ちなみに『幻想水滸伝II』には、1作目から引き続き登場しているキャラクターや地名があります。また、1作目のクリアデータをコンバートすることで1作目の主人公と共闘できるという、うれしい要素も。でも、それらの特典がなくても1作目あっての『幻想水滸伝II』だなと思える部分もあるのです。108星を集める以外にも、本拠地やバトルなどおもだったシステムは1作目からすでにできあがっていて、それに磨きをかけたのが『幻想水滸伝II』。ただ、大きく違うなと感じたのは、当然かもしれませんがストーリーでした。1作目は主人公が苦難や相手を乗り越えるというテーマだったように感じますが、『幻想水滸伝II』はいろいろな人の想いを受け継ぐ物語だと感じるのです。そのためか随所に人々のドラマがあり、群像劇という一面も垣間見せていました。また、名台詞が多いんですよね。余すところなく、見どころ尽くしというのが『幻想水滸伝II』を傑作と言わせる所以かもしれません。

▲ぼっちゃんこと1作目の主人公、そして従者のグレミオ登場。これは前作からのファンにはたまりませんね

▲学生のニナが、自己犠牲を示そうという市長代行のテレーズに飛ばす檄。ハッとさせられました

▲料理対決や釣りなど、本作からミニゲームも大幅に追加

『幻想水滸伝II』は発売から20年が過ぎますが今回改めてプレイしてみて、古臭さはまったく感じないどころか、「ドット絵でここまで表現できるのか、すごい……!」と震えることしきりでした。しかし、そのスゴさに慣れちゃうのが怖いところで、もう純粋にドラマとして没入している自分がいました。それとプレイのすこぶる快適なことが、逆に困惑するところでもありました。当時はPlayStation®でしたし、『幻想水滸伝I&II』として移植されたのもPlayStation®Portableなのに、このサクサク進むバトルは何なんだ……。よくオカルトめいた話として、その時代には製作不可能であろう物体・オーパーツなんてのがありますが、『幻想水滸伝II』はもはやその域であった気もします。平成のオーパーツ。とにかく、『幻想水滸伝II』というものすごいRPGが存在したことは確かなのです。再び、現行ハードで手軽にプレイできることを祈っています!

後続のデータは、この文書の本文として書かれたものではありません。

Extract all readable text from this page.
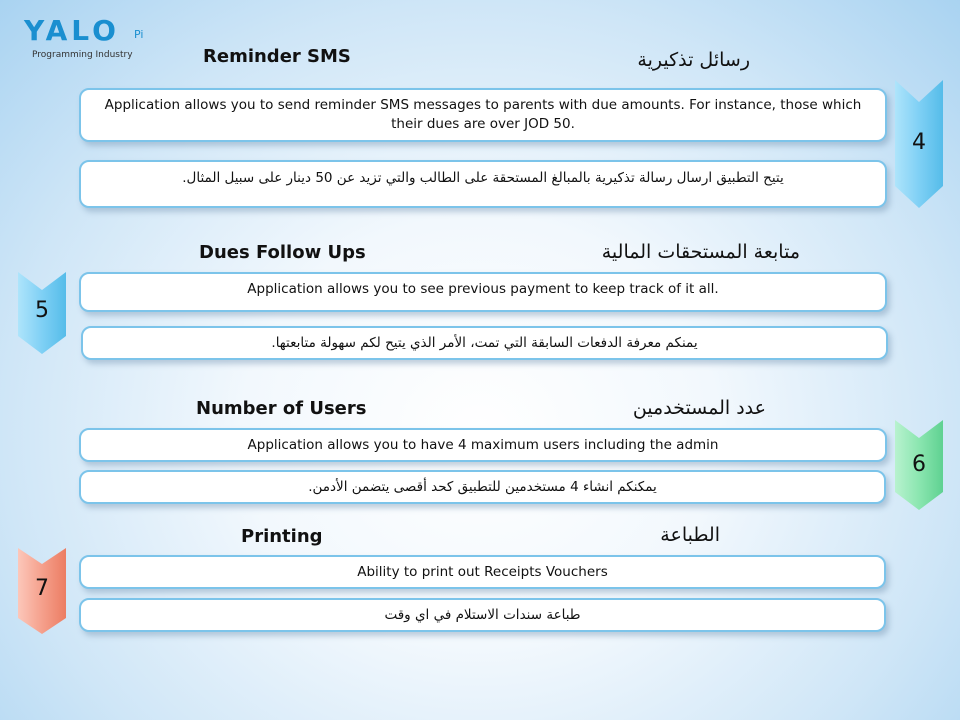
YALO Pi
Programming Industry	Reminder SMS	رسائل تذكيرية
Application allows you to send reminder SMS messages to parents with due amounts. For instance, those which their dues are over JOD 50.
يتيح التطبيق ارسال رسالة تذكيرية بالمبالغ المستحقة على الطالب والتي تزيد عن 50 دينار على سبيل المثال.
4
Dues Follow Ups	متابعة المستحقات المالية
Application allows you to see previous payment to keep track of it all.
يمنكم معرفة الدفعات السابقة التي تمت، الأمر الذي يتيح لكم سهولة متابعتها.
5
Number of Users	عدد المستخدمين
Application allows you to have 4 maximum users including the admin
يمكنكم انشاء 4 مستخدمين للتطبيق كحد أقصى يتضمن الأدمن.
6
Printing	الطباعة
Ability to print out Receipts Vouchers
طباعة سندات الاستلام في اي وقت
7
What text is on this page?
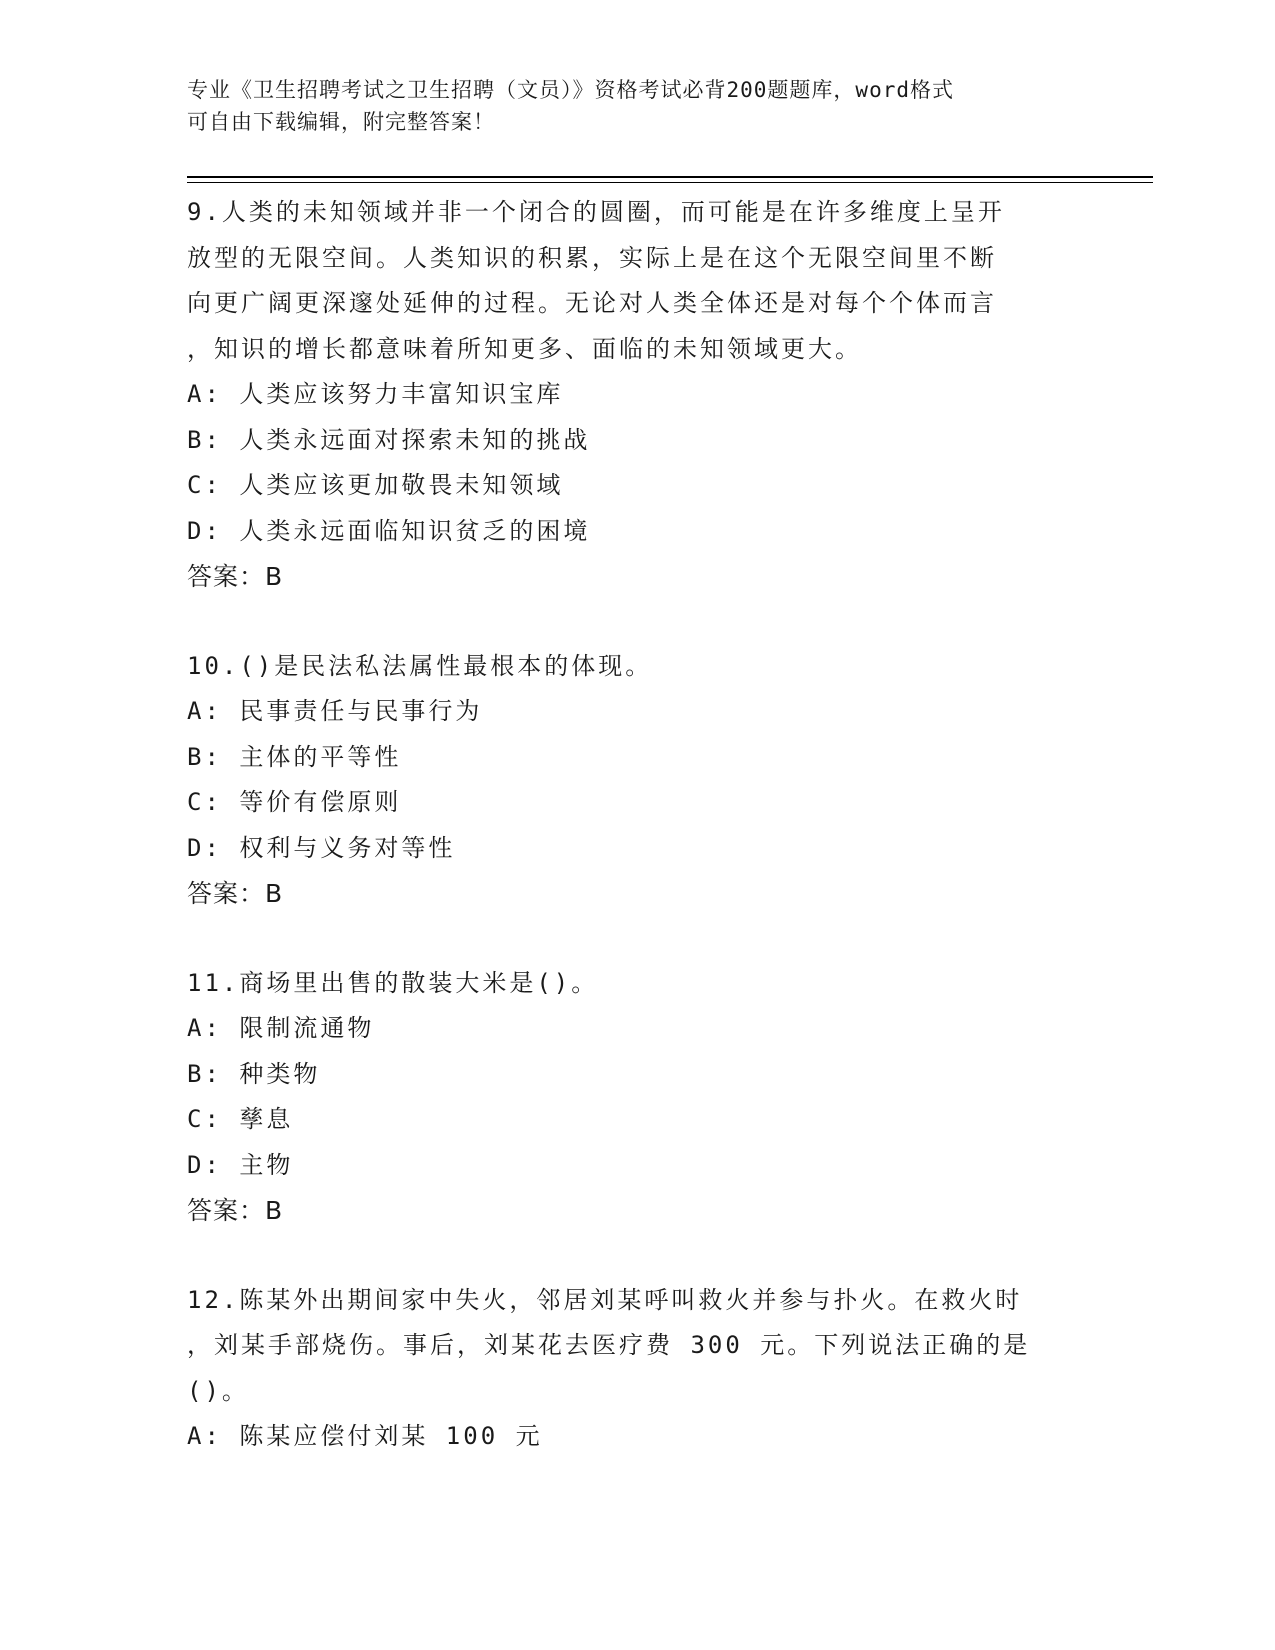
专业《卫生招聘考试之卫生招聘（文员）》资格考试必背200题题库，word格式
可自由下载编辑，附完整答案！
9.人类的未知领域并非一个闭合的圆圈，而可能是在许多维度上呈开
放型的无限空间。人类知识的积累，实际上是在这个无限空间里不断
向更广阔更深邃处延伸的过程。无论对人类全体还是对每个个体而言
，知识的增长都意味着所知更多、面临的未知领域更大。
A: 人类应该努力丰富知识宝库
B: 人类永远面对探索未知的挑战
C: 人类应该更加敬畏未知领域
D: 人类永远面临知识贫乏的困境
答案：B
10.()是民法私法属性最根本的体现。
A: 民事责任与民事行为
B: 主体的平等性
C: 等价有偿原则
D: 权利与义务对等性
答案：B
11.商场里出售的散装大米是()。
A: 限制流通物
B: 种类物
C: 孳息
D: 主物
答案：B
12.陈某外出期间家中失火，邻居刘某呼叫救火并参与扑火。在救火时
，刘某手部烧伤。事后，刘某花去医疗费 300 元。下列说法正确的是
()。
A: 陈某应偿付刘某 100 元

©Konami Digital Entertainment


さて、私を泣かせた平成の男というテーマで3本をお届けしましたが、フタを開けてみると男性キャラクターに限ったことではなかったようです。むしろ、女性キャラクターに思い入れがあったかも……? それでもこの3本が平成に名を刻んだ作品であり、令和の世にも語り継いでいきたいゲームであることは間違いありません。本稿を書くに当たり、3本ともまたイチからプレイし直してみましたが、やっぱりまた泣いてしまいました。結末も全部知っているのにね……。読んでくださった方のなかには、「えっ、ゲームで泣いたことないんだけど」という人もいらっしゃるかもしれません。私もゲームにこれほど心を動かされるとは思っていませんでした。しかし、この30年で楽しいとか達成感のほかにも、いろいろな感情を抱かせてくれるようになったゲームたち。その進化を肌で感じられる時代に生まれてよかったと思っています。令和ではどんなゲームが飛び出すのか、楽しみですね!